Kubo let out a long breath. "Thank you," he said, "for asking."
He tucked his knees up to his chest, arms around himself loosely, contained but no longer so tense. He tried to return Wash's smile, and it was small, but he did mean it.
no subject
Speaking of asking - there's one thing he still wants to know, and maybe now Kubo is in a better frame of mind to answer it. (Or Wash might wreck Kubo's mood by asking. That's a possibility too, not that it's enough to stop him at this point. Damn.) "As long as I'm asking things...the person who insulted your parents - who was it?"
no subject
Kubo shrugged a little, his expression wry and distasteful more than sad sad. "Her name was Azula. She didn't know what she was talking about."
He'd read his audience carefully, and what he'd read had shocked and scared him, but now that he was climbing back up from breaking down, one cruel girl, even if she was shocking, still wasn't the horror she'd reminded him of. So she was easier to deal with.
"I think she's a lot like my aunts. That's what she reminded me of. Powerful and cold and blind to the worth of anything that wasn't the same. I told her the story of when Mother, Father, and I fought a giant skeleton demon and found the Sword Unbreakable -"
He realized he was getting off-topic, but also that he was smiling again, really smiling. Those few memories he had would never cease to be joyful, no matter how cruel another mortal became.
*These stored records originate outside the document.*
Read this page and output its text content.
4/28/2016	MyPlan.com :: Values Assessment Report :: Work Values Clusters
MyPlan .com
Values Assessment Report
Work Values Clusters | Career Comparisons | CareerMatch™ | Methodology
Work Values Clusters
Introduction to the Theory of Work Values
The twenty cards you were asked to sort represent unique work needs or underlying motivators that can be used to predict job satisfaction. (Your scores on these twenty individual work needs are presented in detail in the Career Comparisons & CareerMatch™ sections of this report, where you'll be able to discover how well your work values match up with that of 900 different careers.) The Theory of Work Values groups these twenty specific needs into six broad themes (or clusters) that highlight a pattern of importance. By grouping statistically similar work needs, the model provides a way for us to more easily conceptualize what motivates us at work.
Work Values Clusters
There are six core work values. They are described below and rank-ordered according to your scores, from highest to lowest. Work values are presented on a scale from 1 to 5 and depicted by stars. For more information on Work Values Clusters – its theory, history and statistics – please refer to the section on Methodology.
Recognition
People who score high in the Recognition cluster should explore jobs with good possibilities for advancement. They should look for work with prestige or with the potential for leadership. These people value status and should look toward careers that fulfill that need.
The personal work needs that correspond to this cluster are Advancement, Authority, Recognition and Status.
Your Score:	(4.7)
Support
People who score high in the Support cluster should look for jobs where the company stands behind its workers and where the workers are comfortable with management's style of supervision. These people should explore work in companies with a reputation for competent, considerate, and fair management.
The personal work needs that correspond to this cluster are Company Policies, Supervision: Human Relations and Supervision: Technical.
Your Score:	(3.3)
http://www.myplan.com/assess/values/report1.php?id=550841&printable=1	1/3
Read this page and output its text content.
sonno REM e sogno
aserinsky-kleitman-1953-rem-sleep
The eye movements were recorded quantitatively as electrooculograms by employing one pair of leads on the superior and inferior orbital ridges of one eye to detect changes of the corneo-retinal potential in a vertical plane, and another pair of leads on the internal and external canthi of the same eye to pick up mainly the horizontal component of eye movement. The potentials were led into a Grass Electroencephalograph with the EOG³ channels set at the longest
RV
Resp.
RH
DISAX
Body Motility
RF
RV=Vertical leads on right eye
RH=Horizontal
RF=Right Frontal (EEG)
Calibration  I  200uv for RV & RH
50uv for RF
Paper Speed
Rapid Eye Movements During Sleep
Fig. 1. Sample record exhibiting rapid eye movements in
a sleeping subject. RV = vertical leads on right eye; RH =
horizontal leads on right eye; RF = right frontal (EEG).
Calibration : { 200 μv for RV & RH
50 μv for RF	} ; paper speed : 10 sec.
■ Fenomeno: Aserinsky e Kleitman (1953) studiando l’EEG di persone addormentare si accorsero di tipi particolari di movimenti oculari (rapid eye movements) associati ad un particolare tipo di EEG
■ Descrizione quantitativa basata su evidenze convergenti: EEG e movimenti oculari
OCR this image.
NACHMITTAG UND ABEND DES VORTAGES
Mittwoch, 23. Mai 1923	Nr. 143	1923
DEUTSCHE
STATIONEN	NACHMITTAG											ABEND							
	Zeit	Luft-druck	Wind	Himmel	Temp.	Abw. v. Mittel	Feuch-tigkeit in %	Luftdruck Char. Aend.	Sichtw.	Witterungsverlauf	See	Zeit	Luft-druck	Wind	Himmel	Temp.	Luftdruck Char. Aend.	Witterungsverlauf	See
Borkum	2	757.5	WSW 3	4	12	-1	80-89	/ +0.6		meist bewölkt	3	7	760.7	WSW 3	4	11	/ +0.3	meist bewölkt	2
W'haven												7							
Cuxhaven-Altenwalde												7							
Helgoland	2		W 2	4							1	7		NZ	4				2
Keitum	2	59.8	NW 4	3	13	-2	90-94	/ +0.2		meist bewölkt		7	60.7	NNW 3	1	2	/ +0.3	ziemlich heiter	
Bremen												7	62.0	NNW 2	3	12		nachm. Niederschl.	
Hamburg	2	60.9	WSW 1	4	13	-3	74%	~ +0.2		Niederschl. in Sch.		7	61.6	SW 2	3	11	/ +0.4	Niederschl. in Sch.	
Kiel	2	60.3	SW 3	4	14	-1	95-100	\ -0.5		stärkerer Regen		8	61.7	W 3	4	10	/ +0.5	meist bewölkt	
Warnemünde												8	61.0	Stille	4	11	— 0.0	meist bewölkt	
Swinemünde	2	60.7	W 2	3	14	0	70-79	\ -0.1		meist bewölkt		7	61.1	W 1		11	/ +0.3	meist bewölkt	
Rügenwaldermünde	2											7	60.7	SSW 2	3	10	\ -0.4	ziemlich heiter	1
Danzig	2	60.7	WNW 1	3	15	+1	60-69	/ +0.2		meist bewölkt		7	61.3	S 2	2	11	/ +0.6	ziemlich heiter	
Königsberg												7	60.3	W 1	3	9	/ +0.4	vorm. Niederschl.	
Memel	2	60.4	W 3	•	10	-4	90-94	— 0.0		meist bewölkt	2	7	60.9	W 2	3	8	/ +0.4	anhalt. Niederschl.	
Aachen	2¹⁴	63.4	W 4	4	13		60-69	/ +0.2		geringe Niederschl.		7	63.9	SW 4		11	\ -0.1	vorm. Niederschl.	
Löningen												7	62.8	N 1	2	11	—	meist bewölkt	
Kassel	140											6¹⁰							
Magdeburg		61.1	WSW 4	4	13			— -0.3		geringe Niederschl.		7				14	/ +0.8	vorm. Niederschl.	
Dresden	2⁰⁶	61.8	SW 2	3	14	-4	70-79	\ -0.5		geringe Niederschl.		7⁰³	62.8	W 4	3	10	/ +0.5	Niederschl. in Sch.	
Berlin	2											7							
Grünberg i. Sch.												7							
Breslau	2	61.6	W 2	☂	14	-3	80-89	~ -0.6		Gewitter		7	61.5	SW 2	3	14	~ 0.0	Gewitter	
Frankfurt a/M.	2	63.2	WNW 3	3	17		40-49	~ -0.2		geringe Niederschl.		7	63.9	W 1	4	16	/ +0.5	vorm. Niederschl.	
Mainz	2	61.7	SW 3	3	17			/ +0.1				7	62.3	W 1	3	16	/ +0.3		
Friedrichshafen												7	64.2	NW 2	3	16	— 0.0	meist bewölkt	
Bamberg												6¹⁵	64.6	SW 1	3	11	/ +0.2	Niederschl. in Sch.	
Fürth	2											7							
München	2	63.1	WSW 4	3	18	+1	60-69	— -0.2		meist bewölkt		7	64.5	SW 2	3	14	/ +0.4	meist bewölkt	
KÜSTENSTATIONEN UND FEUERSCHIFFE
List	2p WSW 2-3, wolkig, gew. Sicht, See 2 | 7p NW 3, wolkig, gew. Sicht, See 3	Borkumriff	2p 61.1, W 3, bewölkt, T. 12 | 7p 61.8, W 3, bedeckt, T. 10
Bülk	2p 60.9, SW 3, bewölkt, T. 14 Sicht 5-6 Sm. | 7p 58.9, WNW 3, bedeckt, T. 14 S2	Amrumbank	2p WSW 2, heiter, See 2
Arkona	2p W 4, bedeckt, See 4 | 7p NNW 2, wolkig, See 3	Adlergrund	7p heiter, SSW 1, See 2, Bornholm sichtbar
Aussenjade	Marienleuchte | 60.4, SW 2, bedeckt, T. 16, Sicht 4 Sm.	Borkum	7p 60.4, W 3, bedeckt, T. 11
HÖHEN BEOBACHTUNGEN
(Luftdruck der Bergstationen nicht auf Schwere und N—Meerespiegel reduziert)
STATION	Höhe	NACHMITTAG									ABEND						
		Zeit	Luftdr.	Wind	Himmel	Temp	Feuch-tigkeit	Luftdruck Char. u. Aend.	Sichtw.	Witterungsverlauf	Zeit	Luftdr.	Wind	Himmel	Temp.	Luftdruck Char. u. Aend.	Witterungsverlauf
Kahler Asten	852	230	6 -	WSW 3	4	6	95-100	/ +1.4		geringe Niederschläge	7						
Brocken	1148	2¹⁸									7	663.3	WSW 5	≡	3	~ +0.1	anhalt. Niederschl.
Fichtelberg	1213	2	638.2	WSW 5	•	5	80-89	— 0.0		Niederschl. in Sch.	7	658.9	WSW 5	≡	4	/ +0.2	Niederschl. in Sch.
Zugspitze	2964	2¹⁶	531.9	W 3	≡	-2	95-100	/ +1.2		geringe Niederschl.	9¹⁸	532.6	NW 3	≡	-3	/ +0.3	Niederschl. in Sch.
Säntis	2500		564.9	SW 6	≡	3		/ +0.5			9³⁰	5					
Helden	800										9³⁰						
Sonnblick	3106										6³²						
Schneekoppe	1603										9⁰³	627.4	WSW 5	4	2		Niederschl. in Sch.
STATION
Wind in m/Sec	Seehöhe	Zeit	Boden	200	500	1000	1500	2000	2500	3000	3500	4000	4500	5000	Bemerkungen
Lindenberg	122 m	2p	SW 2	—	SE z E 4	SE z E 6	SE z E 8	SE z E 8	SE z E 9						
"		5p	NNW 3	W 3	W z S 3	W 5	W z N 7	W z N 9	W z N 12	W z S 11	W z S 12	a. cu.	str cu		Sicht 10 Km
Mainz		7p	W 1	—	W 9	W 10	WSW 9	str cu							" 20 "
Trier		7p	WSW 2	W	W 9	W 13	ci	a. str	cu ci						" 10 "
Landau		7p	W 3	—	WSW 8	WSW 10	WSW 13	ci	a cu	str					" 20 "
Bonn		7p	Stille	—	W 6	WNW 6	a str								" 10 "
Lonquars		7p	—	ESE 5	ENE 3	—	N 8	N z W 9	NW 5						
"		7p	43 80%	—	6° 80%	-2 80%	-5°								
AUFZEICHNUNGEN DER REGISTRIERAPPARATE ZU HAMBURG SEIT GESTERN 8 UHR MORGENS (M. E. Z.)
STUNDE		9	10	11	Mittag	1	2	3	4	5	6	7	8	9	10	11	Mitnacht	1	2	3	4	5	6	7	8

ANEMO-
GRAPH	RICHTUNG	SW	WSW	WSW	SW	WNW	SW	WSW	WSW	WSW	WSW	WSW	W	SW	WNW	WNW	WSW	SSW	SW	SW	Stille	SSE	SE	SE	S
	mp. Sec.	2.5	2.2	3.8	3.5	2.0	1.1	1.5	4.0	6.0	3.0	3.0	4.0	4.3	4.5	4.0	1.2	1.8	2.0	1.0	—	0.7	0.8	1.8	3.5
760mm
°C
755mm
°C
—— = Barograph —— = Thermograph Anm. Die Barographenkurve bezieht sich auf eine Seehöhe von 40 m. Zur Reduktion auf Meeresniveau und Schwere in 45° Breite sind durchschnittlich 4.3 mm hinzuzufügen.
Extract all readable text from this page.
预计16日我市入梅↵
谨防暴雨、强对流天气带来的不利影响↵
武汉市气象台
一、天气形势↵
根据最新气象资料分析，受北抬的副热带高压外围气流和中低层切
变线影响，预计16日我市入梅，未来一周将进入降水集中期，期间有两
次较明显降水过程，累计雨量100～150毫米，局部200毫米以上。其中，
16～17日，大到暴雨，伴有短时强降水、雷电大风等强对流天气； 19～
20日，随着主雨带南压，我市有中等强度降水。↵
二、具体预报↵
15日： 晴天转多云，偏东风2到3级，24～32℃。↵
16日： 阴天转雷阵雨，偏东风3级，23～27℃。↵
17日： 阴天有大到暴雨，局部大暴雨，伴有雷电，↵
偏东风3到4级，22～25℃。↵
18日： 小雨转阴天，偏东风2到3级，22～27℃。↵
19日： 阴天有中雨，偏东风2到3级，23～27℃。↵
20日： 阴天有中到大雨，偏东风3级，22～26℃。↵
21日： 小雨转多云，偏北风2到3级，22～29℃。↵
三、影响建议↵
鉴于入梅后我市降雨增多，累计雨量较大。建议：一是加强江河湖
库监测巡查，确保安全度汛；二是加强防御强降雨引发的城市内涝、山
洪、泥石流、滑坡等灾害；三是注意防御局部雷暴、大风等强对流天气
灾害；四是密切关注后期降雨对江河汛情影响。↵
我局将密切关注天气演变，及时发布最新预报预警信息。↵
"I don't know why it surprised me so much. I've just never heard anyone mortal say something so cruel. She just . . . reminded me of them."
A shudder crept back into his frame.
"I just didn't expect it. Now that I know, I won't fall apart like this again."
It was as much a reassurance to Wash as it was a promise to himself. Azula had alerted him to cruelty that could still be committed by mortals. The cruelty was easier to face when it wasn't related to you, when the cruel people couldn't hurt you any worse than you'd already been hurt. Nobody could kill his mother and father again.
It wasn't comforting, but it was true.